Still, Butler understands that many young people use social media to make new friends. According to Pew Research Center, 57% of teens aged 13-17 have made a new friend online. Since she doesn’t have the platforms to make friends online, Butler started trying to approach people in person. She said, “Some people find it alarming when I go up to people and ask, what’s your name, what’s your number?” Butler has made an effort to be more intentional with who she connects since getting rid of her phone.

For Butler, being intentional with her life means being more present and curious. “My screen time on my phone used to be 7 hours, which now that I have that 7 hours not on my phone, there’s been all these interests that I’ve been able to dive into,” she said. Since then, she has focused on hobbies such as making art, sewing, focusing on photography, making graffiti, researching CIA interventions during WWII, and reading books such as Ireland to India With a Bicycle.

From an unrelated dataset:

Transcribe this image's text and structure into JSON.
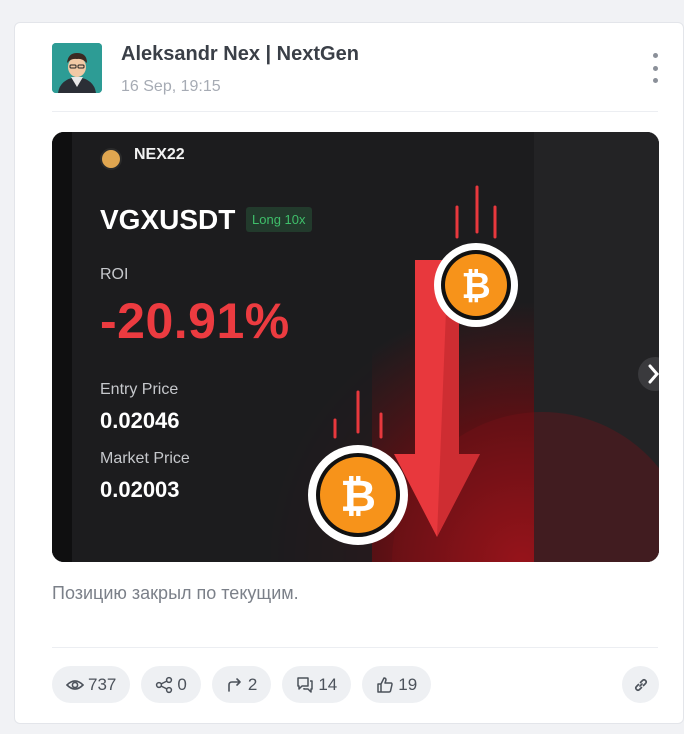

“I know that these kinds of things, no matter how small or trivial they may seem, make me happy,” Butler expressed.

Butler plans to extend this principle of the Luddites into Tech with her own chapter of the club. “[The club] is going to be more centered around time spent off the phone, doing other things: pursuing hobbies, doing art, whatever. Just a space for people to go where there are no phones and it’s just people talking.”